Entre os “erros europeus”, está a nova dependência ocidental. Os países confiaram na Rússia, aceitaram as suas imposições comerciais, albergaram os seus oligarcas, acolheram os seus mafiosos, encaminharam os investimentos dos traficantes e dos corruptos russos. Consideraram a Rússia como um parceiro normal, um cliente igual aos outros e um fornecedor em quem se pode confiar. Deixaram-se seduzir pelas facilidades do gás barato, do petróleo acessível e dos transportes fáceis, a ponto de permitir que as nações Europeias ficassem dependentes da Rússia, até quase à perda de decisão livre. Todos estes interesses falharam e têm o seu preço. Todos estes “erros” se pagam. E a Europa vai pagá-los durante anos. Tudo isso pode ser verdade, mas nada disso justifica a invasão e a violência. E nada disso serve para uma “balança moral”, isto é, os erros dos europeus teriam a mesma gravidade que a violência russa.

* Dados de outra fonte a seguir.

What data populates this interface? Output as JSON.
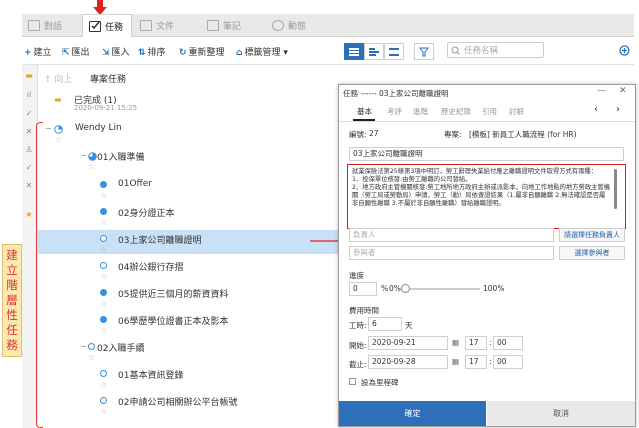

Temas igualmente referidos por quem procura justificar a invasão russa são os da desigualdade social, da exploração capitalista e da corrupção em tantos países ocidentais. Verdade é que a Rússia é pelo menos tão desigual, exploradora e corrupta. E nada disso justificaria uma guerra não provocada, uma invasão violenta e uma destruição cruel. Todos os defeitos, contradições e conflitos existentes no Ocidente democrático são passiveis de serem debatidos e resolvidos através do funcionamento da democracia, com recurso aos direitos e liberdades fundamentais: liberdade de imprensa, liberdade de expressão, liberdade de associação e eleições livres. Não é, consabidamente, o caso da Rússia, onde não há liberdade de expressão, mas há censura, onde não há eleições livres, mas há prisão, onde não há liberdade de associação, mas há o assassinato político.
A Rússia pode orgulhar-se. Volta finalmente a ter peso no mundo: é o maior inimigo da liberdade, o maior perigo para a democracia e a maior ameaça contra a paz.